A decade ago today, Google announced Gmail. What at first seemed like it might be an April Fools’ joke turned out to be one of the best products the company has ever released. Sadly, 10 years on, it still hasn’t done enough to make email a pleasure to work with.
With ever-expanding storage, search so good you could stop manually organizing emails into sub-sub-sub folders, a genuinely great spam filter, not to mention the kind of speed that was largely unheard of at the time for a Web app, Gmail was an instant hit.
Gmail invites were a hot property in the early days, and as time has gone on, it’s only become better as a product. Chief rivals Yahoo and Microsoft have improved their offerings over the years but they’ve never quite achieved the sophistication and level of user experience Google has.
And yet… We all still complain about email. We bemoan its failings – the fact that anyone can contact you about anything, that an ever-increasing unread email count is at best an inconvenience and at worst a time-consuming source of real stress.
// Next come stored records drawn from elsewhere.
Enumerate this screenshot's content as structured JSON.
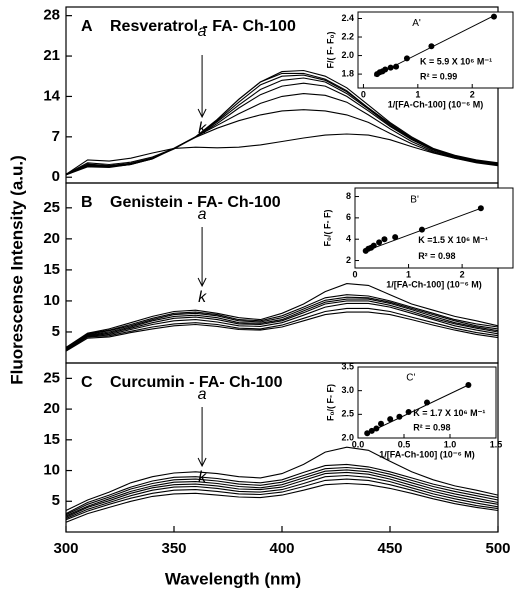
{
  "xlabel": "Wavelength (nm)",
  "ylabel": "Fluorescense Intensity (a.u.)",
  "chart_data": [
    {
      "type": "line",
      "label": "A",
      "title": "Resveratrol - FA- Ch-100",
      "color": "#000000",
      "x": [
        300,
        310,
        320,
        330,
        340,
        350,
        360,
        370,
        380,
        390,
        400,
        410,
        420,
        430,
        440,
        450,
        460,
        470,
        480,
        490,
        500
      ],
      "xlim": [
        300,
        500
      ],
      "ylim": [
        -1,
        29.5
      ],
      "yticks": [
        0,
        7,
        14,
        21,
        28
      ],
      "annotations": [
        "a",
        "k"
      ],
      "series": [
        {
          "values": [
            0.5,
            2.5,
            2.2,
            2.6,
            3.5,
            5,
            7,
            10,
            13.5,
            16.5,
            18.3,
            18.5,
            17.5,
            15.5,
            12.5,
            9.5,
            7,
            5,
            3.8,
            3,
            2.5
          ]
        },
        {
          "values": [
            0.5,
            2.3,
            2.0,
            2.4,
            3.3,
            4.9,
            7,
            10,
            13.5,
            16.5,
            18,
            18,
            17,
            15,
            12,
            9.3,
            6.8,
            4.9,
            3.7,
            2.9,
            2.4
          ]
        },
        {
          "values": [
            0.5,
            2.2,
            2,
            2.4,
            3.3,
            5,
            7,
            9.8,
            13,
            16,
            17.5,
            17.7,
            16.8,
            14.8,
            12,
            9.2,
            6.8,
            4.9,
            3.7,
            2.9,
            2.4
          ]
        },
        {
          "values": [
            0.5,
            2.1,
            1.9,
            2.3,
            3.2,
            5,
            7,
            9.6,
            12.5,
            15.2,
            16.8,
            17.2,
            16.5,
            14.5,
            11.8,
            9,
            6.6,
            4.8,
            3.6,
            2.8,
            2.3
          ]
        },
        {
          "values": [
            0.4,
            2,
            1.8,
            2.2,
            3.2,
            5,
            7,
            9.3,
            12,
            14.3,
            15.8,
            16.3,
            15.8,
            14,
            11.5,
            8.8,
            6.5,
            4.7,
            3.5,
            2.7,
            2.2
          ]
        },
        {
          "values": [
            0.4,
            1.9,
            1.8,
            2.2,
            3.2,
            5,
            7,
            9,
            11,
            12.8,
            14,
            14.5,
            14.2,
            13,
            10.8,
            8.4,
            6.2,
            4.5,
            3.4,
            2.6,
            2.1
          ]
        },
        {
          "values": [
            0.4,
            1.8,
            1.7,
            2.2,
            3.3,
            5,
            6.9,
            8.5,
            9.8,
            10.8,
            11.5,
            11.7,
            11.5,
            10.8,
            9.5,
            7.6,
            5.8,
            4.3,
            3.3,
            2.5,
            2
          ]
        },
        {
          "values": [
            0.5,
            3,
            2.8,
            3.3,
            4.2,
            5,
            5.2,
            5.1,
            5.2,
            5.6,
            6.2,
            6.8,
            7.3,
            7.5,
            7.3,
            6.5,
            5.3,
            4.2,
            3.3,
            2.6,
            2.1
          ]
        }
      ]
    },
    {
      "type": "line",
      "label": "B",
      "title": "Genistein - FA- Ch-100",
      "color": "#000000",
      "x": [
        300,
        310,
        320,
        330,
        340,
        350,
        360,
        370,
        380,
        390,
        400,
        410,
        420,
        430,
        440,
        450,
        460,
        470,
        480,
        490,
        500
      ],
      "xlim": [
        300,
        500
      ],
      "ylim": [
        0,
        29
      ],
      "yticks": [
        5,
        10,
        15,
        20,
        25
      ],
      "annotations": [
        "a",
        "k"
      ],
      "series": [
        {
          "values": [
            2.5,
            4.8,
            5.5,
            6.5,
            7.5,
            8.3,
            8.5,
            8,
            7.3,
            7,
            8,
            9.5,
            11.5,
            12.8,
            12.5,
            11,
            9.5,
            8.5,
            7.5,
            6.8,
            6
          ]
        },
        {
          "values": [
            2.5,
            4.7,
            5.3,
            6.2,
            7.2,
            8,
            8.2,
            7.8,
            7,
            6.8,
            7.6,
            9,
            10.5,
            11,
            10.8,
            10,
            9,
            8,
            7,
            6.3,
            5.8
          ]
        },
        {
          "values": [
            2.4,
            4.6,
            5.2,
            6,
            7,
            7.8,
            8,
            7.6,
            6.8,
            6.6,
            7.3,
            8.7,
            10.1,
            10.6,
            10.5,
            9.8,
            8.8,
            7.8,
            6.8,
            6,
            5.5
          ]
        },
        {
          "values": [
            2.3,
            4.5,
            5,
            5.8,
            6.8,
            7.5,
            7.7,
            7.3,
            6.5,
            6.4,
            7,
            8.4,
            9.8,
            10.3,
            10.3,
            9.6,
            8.6,
            7.5,
            6.5,
            5.8,
            5.2
          ]
        },
        {
          "values": [
            2.2,
            4.4,
            4.8,
            5.6,
            6.5,
            7.2,
            7.4,
            7,
            6.3,
            6.2,
            6.8,
            8.1,
            9.5,
            10,
            10,
            9.3,
            8.3,
            7.2,
            6.3,
            5.6,
            5
          ]
        },
        {
          "values": [
            2.1,
            4.3,
            4.6,
            5.4,
            6.2,
            6.8,
            7,
            6.6,
            6,
            5.9,
            6.5,
            7.7,
            9,
            9.6,
            9.6,
            9,
            8,
            7,
            6,
            5.3,
            4.7
          ]
        },
        {
          "values": [
            2,
            4.2,
            4.4,
            5.1,
            5.8,
            6.3,
            6.5,
            6.2,
            5.6,
            5.5,
            6.1,
            7.2,
            8.3,
            8.8,
            8.8,
            8.3,
            7.4,
            6.5,
            5.6,
            4.9,
            4.4
          ]
        },
        {
          "values": [
            1.9,
            4,
            4.2,
            4.9,
            5.5,
            6,
            6.2,
            5.9,
            5.4,
            5.3,
            5.8,
            6.8,
            7.8,
            8.2,
            8.2,
            7.8,
            7,
            6.1,
            5.3,
            4.6,
            4.1
          ]
        }
      ]
    },
    {
      "type": "line",
      "label": "C",
      "title": "Curcumin - FA- Ch-100",
      "color": "#000000",
      "x": [
        300,
        310,
        320,
        330,
        340,
        350,
        360,
        370,
        380,
        390,
        400,
        410,
        420,
        430,
        440,
        450,
        460,
        470,
        480,
        490,
        500
      ],
      "xlim": [
        300,
        500
      ],
      "ylim": [
        0,
        27.5
      ],
      "yticks": [
        5,
        10,
        15,
        20,
        25
      ],
      "xticks": [
        300,
        350,
        400,
        450,
        500
      ],
      "annotations": [
        "a",
        "k"
      ],
      "series": [
        {
          "values": [
            3.5,
            5.2,
            6.5,
            8,
            9,
            9.6,
            9.8,
            9.5,
            9,
            8.8,
            9.5,
            11,
            13,
            13.8,
            13.3,
            11.5,
            9.8,
            8.5,
            7.5,
            6.8,
            6
          ]
        },
        {
          "values": [
            3,
            4.8,
            6,
            7.3,
            8.3,
            8.9,
            9,
            8.7,
            8.2,
            8,
            8.5,
            9.7,
            10.8,
            11,
            10.6,
            9.8,
            8.8,
            7.8,
            7,
            6.3,
            5.6
          ]
        },
        {
          "values": [
            2.8,
            4.5,
            5.7,
            7,
            7.9,
            8.5,
            8.6,
            8.3,
            7.8,
            7.6,
            8.1,
            9.2,
            10.3,
            10.5,
            10.2,
            9.4,
            8.4,
            7.4,
            6.6,
            5.9,
            5.2
          ]
        },
        {
          "values": [
            2.6,
            4.2,
            5.4,
            6.6,
            7.5,
            8.1,
            8.2,
            7.9,
            7.4,
            7.2,
            7.7,
            8.8,
            9.9,
            10.1,
            9.8,
            9,
            8,
            7,
            6.2,
            5.5,
            4.8
          ]
        },
        {
          "values": [
            2.4,
            4,
            5.1,
            6.3,
            7.2,
            7.7,
            7.8,
            7.5,
            7,
            6.9,
            7.3,
            8.4,
            9.5,
            9.7,
            9.4,
            8.6,
            7.6,
            6.6,
            5.8,
            5.1,
            4.5
          ]
        },
        {
          "values": [
            2.2,
            3.7,
            4.8,
            5.9,
            6.8,
            7.3,
            7.4,
            7.1,
            6.6,
            6.5,
            6.9,
            7.9,
            9,
            9.2,
            8.9,
            8.2,
            7.2,
            6.2,
            5.4,
            4.7,
            4.1
          ]
        },
        {
          "values": [
            2,
            3.4,
            4.5,
            5.5,
            6.3,
            6.8,
            6.9,
            6.6,
            6.2,
            6.1,
            6.5,
            7.4,
            8.4,
            8.6,
            8.4,
            7.7,
            6.8,
            5.8,
            5,
            4.3,
            3.8
          ]
        },
        {
          "values": [
            1.6,
            3,
            4,
            5,
            5.8,
            6.2,
            6.3,
            6,
            5.7,
            5.6,
            6,
            6.8,
            7.7,
            7.9,
            7.7,
            7.1,
            6.3,
            5.4,
            4.6,
            4,
            3.5
          ]
        }
      ]
    },
    {
      "type": "scatter",
      "label": "A'",
      "xlabel": "1/[FA-Ch-100] (10⁻⁶ M)",
      "ylabel": "F/( F- F₀)",
      "color": "#000000",
      "x": [
        0.25,
        0.3,
        0.35,
        0.4,
        0.5,
        0.6,
        0.8,
        1.25,
        2.4
      ],
      "values": [
        1.8,
        1.82,
        1.83,
        1.85,
        1.87,
        1.88,
        1.97,
        2.1,
        2.42
      ],
      "fit": {
        "x": [
          0.2,
          2.4
        ],
        "y": [
          1.78,
          2.43
        ]
      },
      "xlim": [
        -0.1,
        2.75
      ],
      "xticks": [
        0,
        1,
        2
      ],
      "ylim": [
        1.65,
        2.47
      ],
      "yticks": [
        1.8,
        {
          "value": 2.0,
          "label": "2.0"
        },
        2.2,
        2.4
      ],
      "annotations": [
        "K = 5.9 X 10⁶ M⁻¹",
        "R² = 0.99"
      ]
    },
    {
      "type": "scatter",
      "label": "B'",
      "xlabel": "1/[FA-Ch-100] (10⁻⁶ M)",
      "ylabel": "F₀/( F- F)",
      "color": "#000000",
      "x": [
        0.2,
        0.25,
        0.3,
        0.35,
        0.45,
        0.55,
        0.75,
        1.25,
        2.35
      ],
      "values": [
        2.9,
        3.1,
        3.2,
        3.4,
        3.7,
        4.0,
        4.2,
        4.9,
        6.9
      ],
      "fit": {
        "x": [
          0.2,
          2.35
        ],
        "y": [
          2.9,
          6.9
        ]
      },
      "xlim": [
        0,
        2.95
      ],
      "xticks": [
        0,
        1,
        2
      ],
      "ylim": [
        1.3,
        8.8
      ],
      "yticks": [
        2,
        4,
        6,
        8
      ],
      "annotations": [
        "K =1.5 X 10⁶ M⁻¹",
        "R² = 0.98"
      ]
    },
    {
      "type": "scatter",
      "label": "C'",
      "xlabel": "1/[FA-Ch-100] (10⁻⁶ M)",
      "ylabel": "F₀/( F- F)",
      "color": "#000000",
      "x": [
        0.1,
        0.15,
        0.2,
        0.25,
        0.35,
        0.45,
        0.55,
        0.75,
        1.2
      ],
      "values": [
        2.1,
        2.15,
        2.2,
        2.3,
        2.4,
        2.45,
        2.55,
        2.75,
        3.12
      ],
      "fit": {
        "x": [
          0.1,
          1.2
        ],
        "y": [
          2.1,
          3.12
        ]
      },
      "xlim": [
        0,
        1.5
      ],
      "xticks": [
        {
          "value": 0,
          "label": "0.0"
        },
        0.5,
        {
          "value": 1,
          "label": "1.0"
        },
        1.5
      ],
      "ylim": [
        2.0,
        3.5
      ],
      "yticks": [
        {
          "value": 2,
          "label": "2.0"
        },
        2.5,
        {
          "value": 3,
          "label": "3.0"
        },
        3.5
      ],
      "annotations": [
        "K = 1.7 X 10⁶ M⁻¹",
        "R² = 0.98"
      ]
    }
  ]
}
I can easily spend four hours per day on email if I have the time, and I still don’t get through it all. I know many others who simply ignore or delete most of their email – that works for them but it has the consequence of making them appear rude and ignorant to people sending them things that may well be interesting and useful. A communication system that makes you avoid it in order to stay efficient has no place in the 21st Century.
The past couple of years have seen a drive from startups wanting to put fresh lipstick on the pig. Sparrow created a UI so good that Google absorbed the French startup into its Gmail team, while the likes of Mailbox, Sanebox and Baydin have created tools to make busy inboxes more manageable. Gmail itself has gained tabs to aid with managing inbox overload. Still, at its core email is as much of a pain as ever.
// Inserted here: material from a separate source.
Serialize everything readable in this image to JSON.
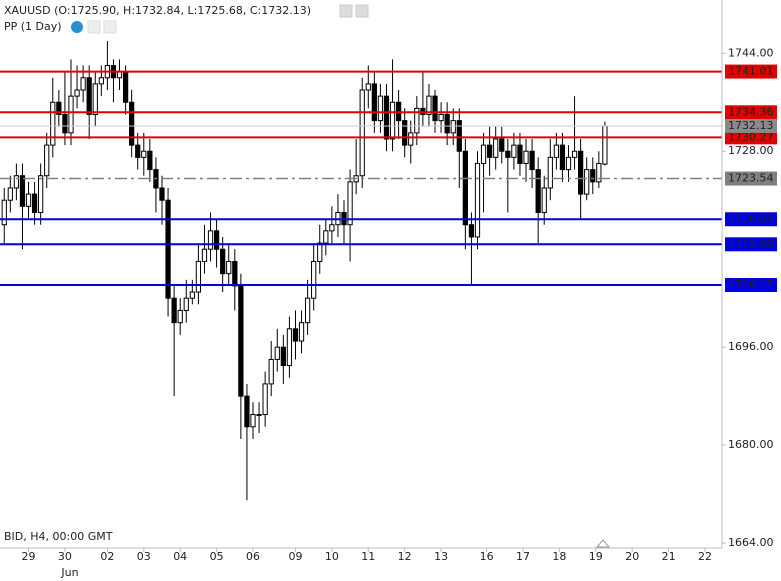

There is hope, however. Teenagers who eschew email in favor of mobile chat apps may be pointing towards a future where they arrive in the workplaces of 2020 and maintain their bemusement with a clunky, creaking form of communication.
Startups made up of 22-year-olds will figure out a way to get by far more efficiently without email, while the oldies drown in a swamp of their own inefficient legacy email clients. The email address will become the equivalent of the fax machine today – something you only use to contact a really behind-the-times lawyer.
As much as I love Gmail, part of me hopes that it doesn’t make it to its 20th birthday.